Dia mengatakan tujuan utama Halal Hub Vietnam adalah untuk menjadikan negara ini sebagai pengekspor terpercaya produk pertanian, makanan laut, dan makanan olahan bersertifikasi Halal.
Pada saat yang sama, perluasan layanan pariwisata ramah Halal akan membantu memposisikan negara ini sebagai destinasi menarik bagi wisatawan Muslim di seluruh dunia.
Wakil Menteri Kebudayaan, Olahraga, dan Pariwisata Ho An Phong mengatakan Vietnam akan terus meningkatkan kerangka kerja dan standar kelembagaan, mengembangkan sumber daya manusia, memperluas layanan bersertifikasi Halal.
Selain itu juga memperkuat kerja sama internasional, mempromosikan kemitraan bisnis, dan membangun citra negara sebagai destinasi baru untuk pariwisata Halal.
Ia menekankan bahwa pencapaian tujuan ini membutuhkan upaya terkoordinasi dari kementerian, pemerintah daerah, bisnis, dan mitra internasional, bukan hanya sektor pariwisata saja.

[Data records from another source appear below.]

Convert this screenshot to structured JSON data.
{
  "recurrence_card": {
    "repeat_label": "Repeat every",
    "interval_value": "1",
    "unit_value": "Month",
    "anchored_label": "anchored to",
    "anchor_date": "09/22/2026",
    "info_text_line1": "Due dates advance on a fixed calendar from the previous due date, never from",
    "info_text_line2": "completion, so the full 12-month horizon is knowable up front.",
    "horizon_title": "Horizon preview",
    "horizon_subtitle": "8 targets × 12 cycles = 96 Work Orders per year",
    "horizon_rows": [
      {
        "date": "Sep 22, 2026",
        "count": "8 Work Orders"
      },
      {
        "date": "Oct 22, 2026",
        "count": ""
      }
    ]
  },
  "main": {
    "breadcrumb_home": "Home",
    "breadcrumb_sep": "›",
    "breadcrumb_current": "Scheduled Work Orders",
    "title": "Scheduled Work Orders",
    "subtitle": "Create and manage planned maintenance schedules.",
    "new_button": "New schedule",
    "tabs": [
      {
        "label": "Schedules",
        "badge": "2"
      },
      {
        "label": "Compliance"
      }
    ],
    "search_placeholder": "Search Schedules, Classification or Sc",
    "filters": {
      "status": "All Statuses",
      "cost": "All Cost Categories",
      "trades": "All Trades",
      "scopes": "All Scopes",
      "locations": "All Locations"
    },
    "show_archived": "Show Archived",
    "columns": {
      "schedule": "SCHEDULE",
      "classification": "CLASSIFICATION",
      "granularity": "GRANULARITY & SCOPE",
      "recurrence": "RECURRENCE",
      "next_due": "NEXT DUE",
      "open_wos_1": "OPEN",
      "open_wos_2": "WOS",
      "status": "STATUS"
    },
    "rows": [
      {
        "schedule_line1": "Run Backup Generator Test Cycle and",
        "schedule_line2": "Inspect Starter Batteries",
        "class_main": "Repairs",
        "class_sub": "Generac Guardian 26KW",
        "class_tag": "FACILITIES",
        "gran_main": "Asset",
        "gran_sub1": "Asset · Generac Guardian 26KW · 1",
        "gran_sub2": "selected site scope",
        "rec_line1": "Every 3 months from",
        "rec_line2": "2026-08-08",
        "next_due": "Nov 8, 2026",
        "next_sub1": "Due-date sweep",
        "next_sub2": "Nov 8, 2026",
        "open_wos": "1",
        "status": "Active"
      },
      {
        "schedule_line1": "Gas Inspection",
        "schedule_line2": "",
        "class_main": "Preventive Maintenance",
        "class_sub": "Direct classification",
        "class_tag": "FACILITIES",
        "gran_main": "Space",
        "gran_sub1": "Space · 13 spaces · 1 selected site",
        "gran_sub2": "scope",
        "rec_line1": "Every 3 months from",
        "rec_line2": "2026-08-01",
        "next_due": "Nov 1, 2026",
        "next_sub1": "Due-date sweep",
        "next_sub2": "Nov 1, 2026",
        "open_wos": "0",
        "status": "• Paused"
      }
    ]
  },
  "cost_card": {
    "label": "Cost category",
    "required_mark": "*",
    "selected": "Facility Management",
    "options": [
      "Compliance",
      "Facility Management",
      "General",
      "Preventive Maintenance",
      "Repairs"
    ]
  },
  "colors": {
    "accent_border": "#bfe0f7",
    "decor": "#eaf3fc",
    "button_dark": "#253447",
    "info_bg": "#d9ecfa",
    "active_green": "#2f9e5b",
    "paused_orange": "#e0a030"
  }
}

Di Khanh Hoa, pemerintah setempat mendorong bisnis untuk berinvestasi di restoran, hotel, dan resor yang sesuai dengan standar Halal, membangun fasilitas ibadah di bandara, penyedia akomodasi dan tempat wisata, serta meningkatkan layanan bagi pengunjung Muslim.
Nguyen Long Bien, Wakil Ketua Tetap Komite Rakyat provinsi, mengatakan Khanh Hoa menganggap pariwisata Halal sebagai arah penting untuk mendiversifikasi pasar pengunjung internasional, meningkatkan daya saing destinasi, dan menciptakan peluang baru untuk pertumbuhan pariwisata.
Pemerintahan provinsi juga meningkatkan kegiatan promosi di pasar-pasar utama, termasuk Malaysia, Indonesia, Brunei, Singapura, Timur Tengah, dan Asia Selatan.
Pemerintah provinsi sedang mengembangkan produk pariwisata Halal khusus, termasuk liburan kesehatan dan spa, pariwisata golf, pariwisata MICE, pengalaman budaya Cham, pariwisata berbasis komunitas, dan ekowisata yang disesuaikan dengan kebutuhan wisatawan Muslim, tambahnya.